Limitations & Future Work¶
- Current video resolution and duration are limited (240-480p, 2-5s), which is far from commercial standards.
- Objective improvements from AV-DPO are limited; the evaluation capability of the reward model may be a bottleneck.
- The audio VAE (AudioLDM2) was not designed for joint generation, potentially limiting audio diversity.
- Validation was only performed on Wan2.1-1.3B; scalability to larger or different model series remains unknown.
- Gaps remain compared to commercial models like Veo3, particularly in semantic alignment for complex scenes.
Related Work & Insights¶
- The dual-stream DiT approach of JavisDiT and UniVerse-1 is effectively replaced by MS-MoE, suggesting shared attention + modality-specific FFNs is a more efficient paradigm.

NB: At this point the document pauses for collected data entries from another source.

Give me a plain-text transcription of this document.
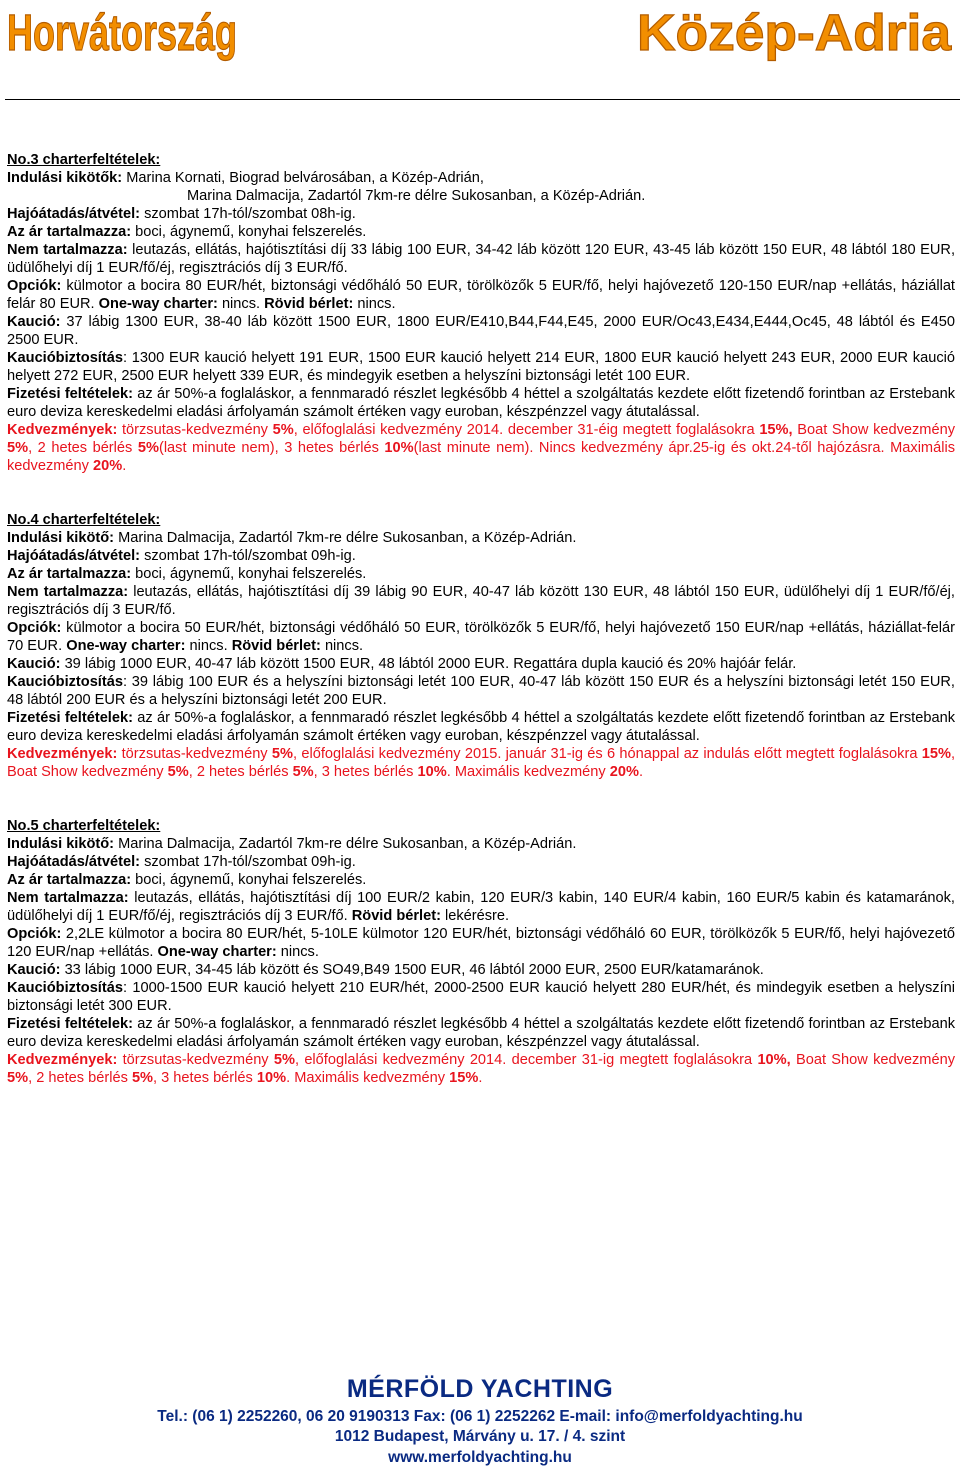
Horvátország	Közép-Adria
No.3 charterfeltételek:

Indulási kikötők: Marina Kornati, Biograd belvárosában, a Közép-Adrián,

Marina Dalmacija, Zadartól 7km-re délre Sukosanban, a Közép-Adrián.

Hajóátadás/átvétel: szombat 17h-tól/szombat 08h-ig.

Az ár tartalmazza: boci, ágynemű, konyhai felszerelés.

Nem tartalmazza: leutazás, ellátás, hajótisztítási díj 33 lábig 100 EUR, 34-42 láb között 120 EUR, 43-45 láb között 150 EUR, 48 lábtól 180 EUR, üdülőhelyi díj 1 EUR/fő/éj, regisztrációs díj 3 EUR/fő.

Opciók: külmotor a bocira 80 EUR/hét, biztonsági védőháló 50 EUR, törölközők 5 EUR/fő, helyi hajóvezető 120-150 EUR/nap +ellátás, háziállat felár 80 EUR. One-way charter: nincs. Rövid bérlet: nincs.

Kaució: 37 lábig 1300 EUR, 38-40 láb között 1500 EUR, 1800 EUR/E410,B44,F44,E45, 2000 EUR/Oc43,E434,E444,Oc45, 48 lábtól és E450 2500 EUR.

Kaucióbiztosítás: 1300 EUR kaució helyett 191 EUR, 1500 EUR kaució helyett 214 EUR, 1800 EUR kaució helyett 243 EUR, 2000 EUR kaució helyett 272 EUR, 2500 EUR helyett 339 EUR, és mindegyik esetben a helyszíni biztonsági letét 100 EUR.

Fizetési feltételek: az ár 50%-a foglaláskor, a fennmaradó részlet legkésőbb 4 héttel a szolgáltatás kezdete előtt fizetendő forintban az Erstebank euro deviza kereskedelmi eladási árfolyamán számolt értéken vagy euroban, készpénzzel vagy átutalással.

Kedvezmények: törzsutas-kedvezmény 5%, előfoglalási kedvezmény 2014. december 31-éig megtett foglalásokra 15%, Boat Show kedvezmény 5%, 2 hetes bérlés 5%(last minute nem), 3 hetes bérlés 10%(last minute nem). Nincs kedvezmény ápr.25-ig és okt.24-től hajózásra. Maximális kedvezmény 20%.

No.4 charterfeltételek:

Indulási kikötő: Marina Dalmacija, Zadartól 7km-re délre Sukosanban, a Közép-Adrián.

Hajóátadás/átvétel: szombat 17h-tól/szombat 09h-ig.

Az ár tartalmazza: boci, ágynemű, konyhai felszerelés.

Nem tartalmazza: leutazás, ellátás, hajótisztítási díj 39 lábig 90 EUR, 40-47 láb között 130 EUR, 48 lábtól 150 EUR, üdülőhelyi díj 1 EUR/fő/éj, regisztrációs díj 3 EUR/fő.

Opciók: külmotor a bocira 50 EUR/hét, biztonsági védőháló 50 EUR, törölközők 5 EUR/fő, helyi hajóvezető 150 EUR/nap +ellátás, háziállat-felár 70 EUR. One-way charter: nincs. Rövid bérlet: nincs.

Kaució: 39 lábig 1000 EUR, 40-47 láb között 1500 EUR, 48 lábtól 2000 EUR. Regattára dupla kaució és 20% hajóár felár.

Kaucióbiztosítás: 39 lábig 100 EUR és a helyszíni biztonsági letét 100 EUR, 40-47 láb között 150 EUR és a helyszíni biztonsági letét 150 EUR, 48 lábtól 200 EUR és a helyszíni biztonsági letét 200 EUR.

Fizetési feltételek: az ár 50%-a foglaláskor, a fennmaradó részlet legkésőbb 4 héttel a szolgáltatás kezdete előtt fizetendő forintban az Erstebank euro deviza kereskedelmi eladási árfolyamán számolt értéken vagy euroban, készpénzzel vagy átutalással.

Kedvezmények: törzsutas-kedvezmény 5%, előfoglalási kedvezmény 2015. január 31-ig és 6 hónappal az indulás előtt megtett foglalásokra 15%, Boat Show kedvezmény 5%, 2 hetes bérlés 5%, 3 hetes bérlés 10%. Maximális kedvezmény 20%.

No.5 charterfeltételek:

Indulási kikötő: Marina Dalmacija, Zadartól 7km-re délre Sukosanban, a Közép-Adrián.

Hajóátadás/átvétel: szombat 17h-tól/szombat 09h-ig.

Az ár tartalmazza: boci, ágynemű, konyhai felszerelés.

Nem tartalmazza: leutazás, ellátás, hajótisztítási díj 100 EUR/2 kabin, 120 EUR/3 kabin, 140 EUR/4 kabin, 160 EUR/5 kabin és katamaránok, üdülőhelyi díj 1 EUR/fő/éj, regisztrációs díj 3 EUR/fő. Rövid bérlet: lekérésre.

Opciók: 2,2LE külmotor a bocira 80 EUR/hét, 5-10LE külmotor 120 EUR/hét, biztonsági védőháló 60 EUR, törölközők 5 EUR/fő, helyi hajóvezető 120 EUR/nap +ellátás. One-way charter: nincs.

Kaució: 33 lábig 1000 EUR, 34-45 láb között és SO49,B49 1500 EUR, 46 lábtól 2000 EUR, 2500 EUR/katamaránok.

Kaucióbiztosítás: 1000-1500 EUR kaució helyett 210 EUR/hét, 2000-2500 EUR kaució helyett 280 EUR/hét, és mindegyik esetben a helyszíni biztonsági letét 300 EUR.

Fizetési feltételek: az ár 50%-a foglaláskor, a fennmaradó részlet legkésőbb 4 héttel a szolgáltatás kezdete előtt fizetendő forintban az Erstebank euro deviza kereskedelmi eladási árfolyamán számolt értéken vagy euroban, készpénzzel vagy átutalással.

Kedvezmények: törzsutas-kedvezmény 5%, előfoglalási kedvezmény 2014. december 31-ig megtett foglalásokra 10%, Boat Show kedvezmény 5%, 2 hetes bérlés 5%, 3 hetes bérlés 10%. Maximális kedvezmény 15%.

MÉRFÖLD YACHTING
Tel.: (06 1) 2252260, 06 20 9190313 Fax: (06 1) 2252262 E-mail: info@merfoldyachting.hu
1012 Budapest, Márvány u. 17. / 4. szint
www.merfoldyachting.hu
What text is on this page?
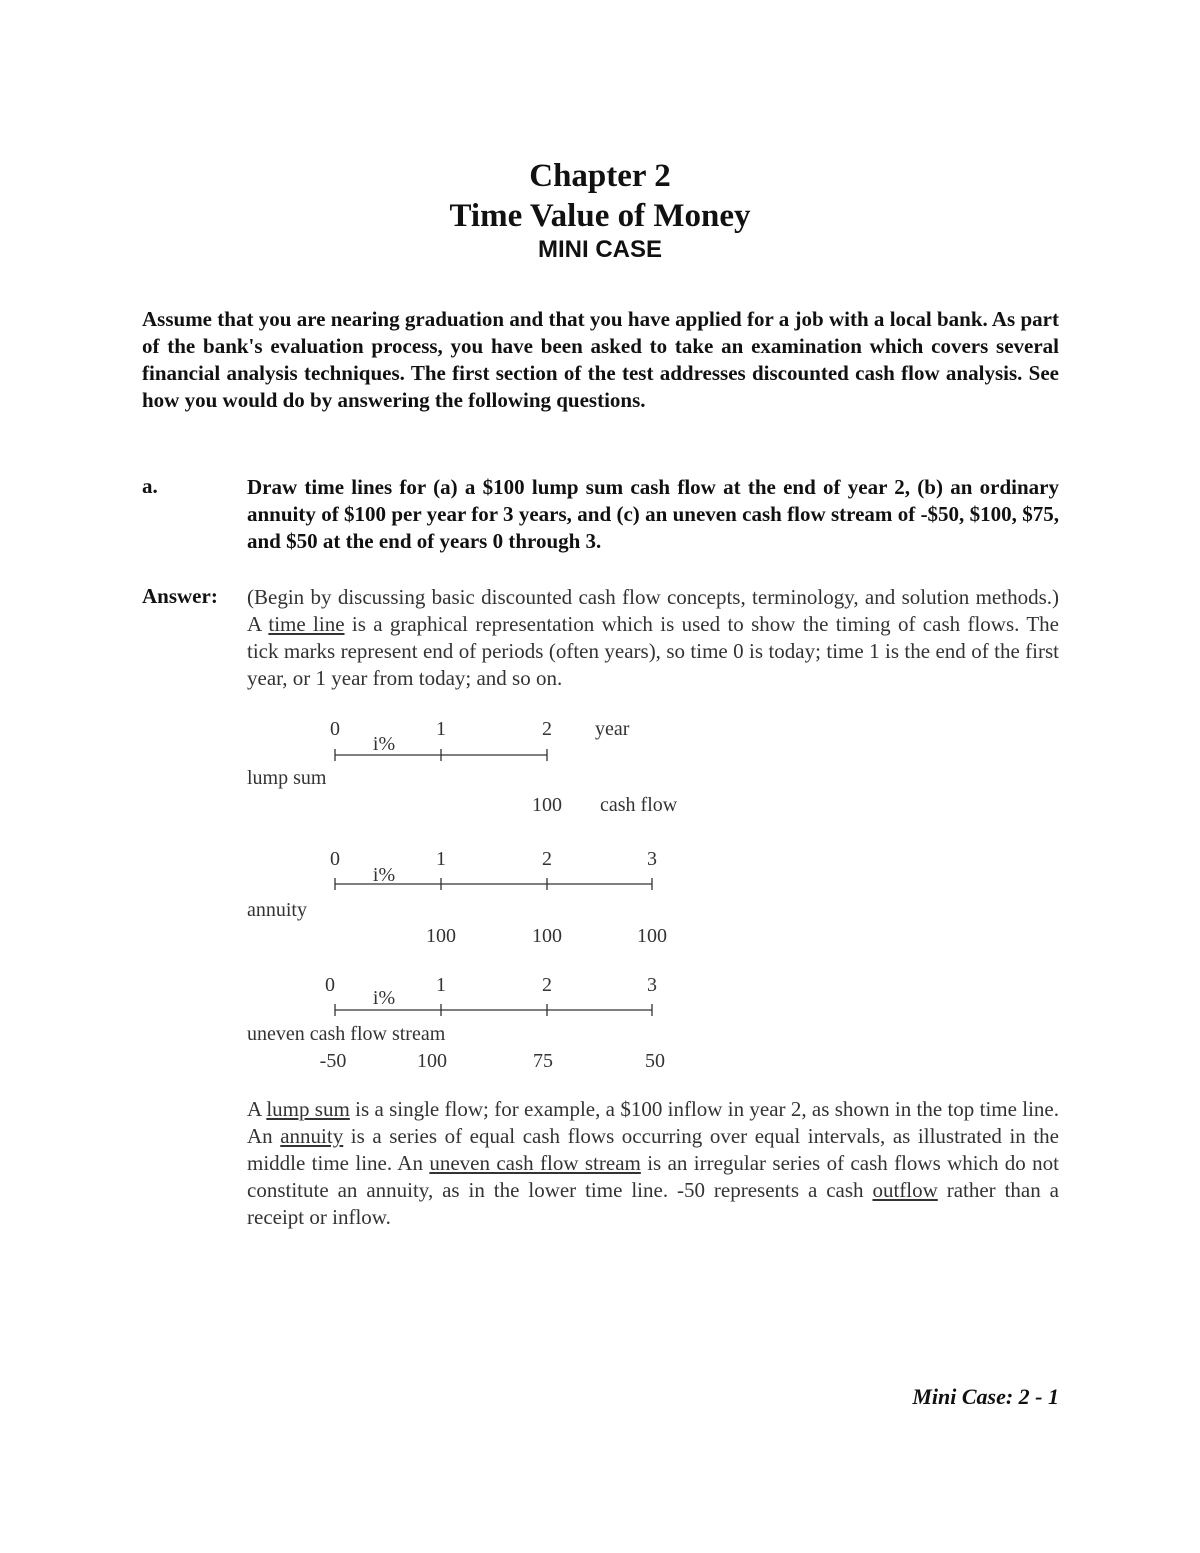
Chapter 2
Time Value of Money
MINI CASE
Assume that you are nearing graduation and that you have applied for a job with a local bank. As part of the bank's evaluation process, you have been asked to take an examination which covers several financial analysis techniques. The first section of the test addresses discounted cash flow analysis. See how you would do by answering the following questions.
a.	Draw time lines for (a) a $100 lump sum cash flow at the end of year 2, (b) an ordinary annuity of $100 per year for 3 years, and (c) an uneven cash flow stream of -$50, $100, $75, and $50 at the end of years 0 through 3.
Answer: (Begin by discussing basic discounted cash flow concepts, terminology, and solution methods.) A time line is a graphical representation which is used to show the timing of cash flows. The tick marks represent end of periods (often years), so time 0 is today; time 1 is the end of the first year, or 1 year from today; and so on.
0	1	2 year
i%
lump sum
100 cash flow
0	1	2	3
i%
annuity
100	100	100
0	1	2	3
i%
uneven cash flow stream
-50	100	75	50
A lump sum is a single flow; for example, a $100 inflow in year 2, as shown in the top time line. An annuity is a series of equal cash flows occurring over equal intervals, as illustrated in the middle time line. An uneven cash flow stream is an irregular series of cash flows which do not constitute an annuity, as in the lower time line. -50 represents a cash outflow rather than a receipt or inflow.
Mini Case: 2 - 1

- The modality-aware preference data strategy in AV-DPO could be generalized to other multimodal alignment scenarios (e.g., audio+3D, video+haptics).
- TA-RoPE's temporal alignment concept could be applied to other tasks requiring cross-modal synchronization.
Rating¶
- Novelty: ⭐⭐⭐⭐ TA-RoPE and AV-DPO are innovative; MS-MoE is relatively standard.
- Experimental Thoroughness: ⭐⭐⭐⭐⭐ Comprehensive comparisons across architectures, sync mechanisms, DPO strategies, and human evaluations.
- Writing Quality: ⭐⭐⭐⭐ Clear structure and rich visualizations, though some descriptions are verbose.
- Value: ⭐⭐⭐⭐ Sets a new SOTA for open-source JAVG; AV-DPO provides valuable insights for the community.